By David Lykken
Special to Paydayloans247
On the May 11th episode of the Internet radio broadcast I host, I got the opportunity to discuss regulatory issues with David Stevens of the MBA. During our discussion, David brought up an interesting term to describe how the industry has become post-regulation. Rather than proactively pursuing home owners, many organizations have shrunken back in fear. Many in the industry have become "defensive lenders."
Rather than helping people get mortgages, the industry has become more about keeping people from getting mortgages. Due to the amount of regulation that has been placed on the industry, most organizations are more worried about compliance than anything. While I believe that much of the focus on compliance is a good thing and that the industry certainly needed a wake-up call, I've begun to wonder if the pendulum has swung too far in the other direction.
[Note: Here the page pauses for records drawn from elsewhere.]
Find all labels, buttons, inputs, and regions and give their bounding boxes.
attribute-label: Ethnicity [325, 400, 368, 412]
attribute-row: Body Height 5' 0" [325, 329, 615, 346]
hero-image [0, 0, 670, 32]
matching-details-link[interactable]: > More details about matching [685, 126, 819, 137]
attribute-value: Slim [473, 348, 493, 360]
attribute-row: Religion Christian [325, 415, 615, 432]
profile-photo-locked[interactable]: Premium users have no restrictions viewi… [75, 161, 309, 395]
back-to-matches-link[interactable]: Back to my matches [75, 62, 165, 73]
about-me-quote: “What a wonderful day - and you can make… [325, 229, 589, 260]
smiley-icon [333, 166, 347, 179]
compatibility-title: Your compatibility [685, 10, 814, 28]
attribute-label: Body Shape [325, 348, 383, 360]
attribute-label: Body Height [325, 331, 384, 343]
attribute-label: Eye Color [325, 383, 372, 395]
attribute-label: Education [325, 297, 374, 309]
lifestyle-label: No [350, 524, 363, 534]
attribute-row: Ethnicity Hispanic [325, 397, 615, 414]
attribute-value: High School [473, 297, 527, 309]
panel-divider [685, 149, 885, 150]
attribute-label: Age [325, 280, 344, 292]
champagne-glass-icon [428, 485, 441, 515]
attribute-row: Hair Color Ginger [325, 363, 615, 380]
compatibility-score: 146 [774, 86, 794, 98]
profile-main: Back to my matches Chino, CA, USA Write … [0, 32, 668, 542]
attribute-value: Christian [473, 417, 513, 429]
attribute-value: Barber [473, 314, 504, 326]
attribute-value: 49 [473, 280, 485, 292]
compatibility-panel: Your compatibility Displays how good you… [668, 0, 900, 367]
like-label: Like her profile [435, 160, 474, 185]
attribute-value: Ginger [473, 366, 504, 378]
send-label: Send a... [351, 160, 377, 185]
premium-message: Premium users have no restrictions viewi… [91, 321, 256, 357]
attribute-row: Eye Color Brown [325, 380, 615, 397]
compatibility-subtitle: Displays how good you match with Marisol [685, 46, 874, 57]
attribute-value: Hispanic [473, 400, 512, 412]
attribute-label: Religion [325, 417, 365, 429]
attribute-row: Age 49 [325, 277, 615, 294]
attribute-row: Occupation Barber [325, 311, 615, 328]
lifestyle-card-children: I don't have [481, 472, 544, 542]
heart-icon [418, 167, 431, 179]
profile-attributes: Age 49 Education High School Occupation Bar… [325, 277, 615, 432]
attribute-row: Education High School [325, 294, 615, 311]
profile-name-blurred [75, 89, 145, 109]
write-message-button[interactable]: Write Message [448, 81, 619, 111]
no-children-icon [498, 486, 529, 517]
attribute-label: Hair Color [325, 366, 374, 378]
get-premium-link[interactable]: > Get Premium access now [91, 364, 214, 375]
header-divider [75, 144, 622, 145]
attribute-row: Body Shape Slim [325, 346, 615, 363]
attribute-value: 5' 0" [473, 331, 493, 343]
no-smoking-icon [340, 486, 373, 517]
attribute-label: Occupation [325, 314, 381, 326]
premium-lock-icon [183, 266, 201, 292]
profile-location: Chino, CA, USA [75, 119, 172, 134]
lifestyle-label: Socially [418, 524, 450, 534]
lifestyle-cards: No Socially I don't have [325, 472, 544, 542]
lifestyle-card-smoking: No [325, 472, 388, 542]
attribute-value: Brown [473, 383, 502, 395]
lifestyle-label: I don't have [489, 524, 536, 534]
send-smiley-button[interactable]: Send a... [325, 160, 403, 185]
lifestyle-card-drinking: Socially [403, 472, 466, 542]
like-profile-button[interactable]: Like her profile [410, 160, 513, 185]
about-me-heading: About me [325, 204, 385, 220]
Making lenders afraid to lend isn't going to help the industry – and it isn't going to help the economy. You can't really go anywhere when you're backed into a corner. And that's how many organizations in the industry feel right now – that they’re backed into a corner fighting for survival. There's no time for thinking about progress when you're fighting for what little you have left.
Much of the regulation that has occurred recently was necessary. But if regulators don't find a way to work with organizations change this mentality in the industry, we aren't going to get anywhere. The economy needs the mortgage industry to succeed. And we need to feel like we have the freedom to do so. We need to feel like we can gain new ground again – rather than simply defending the ground we have left.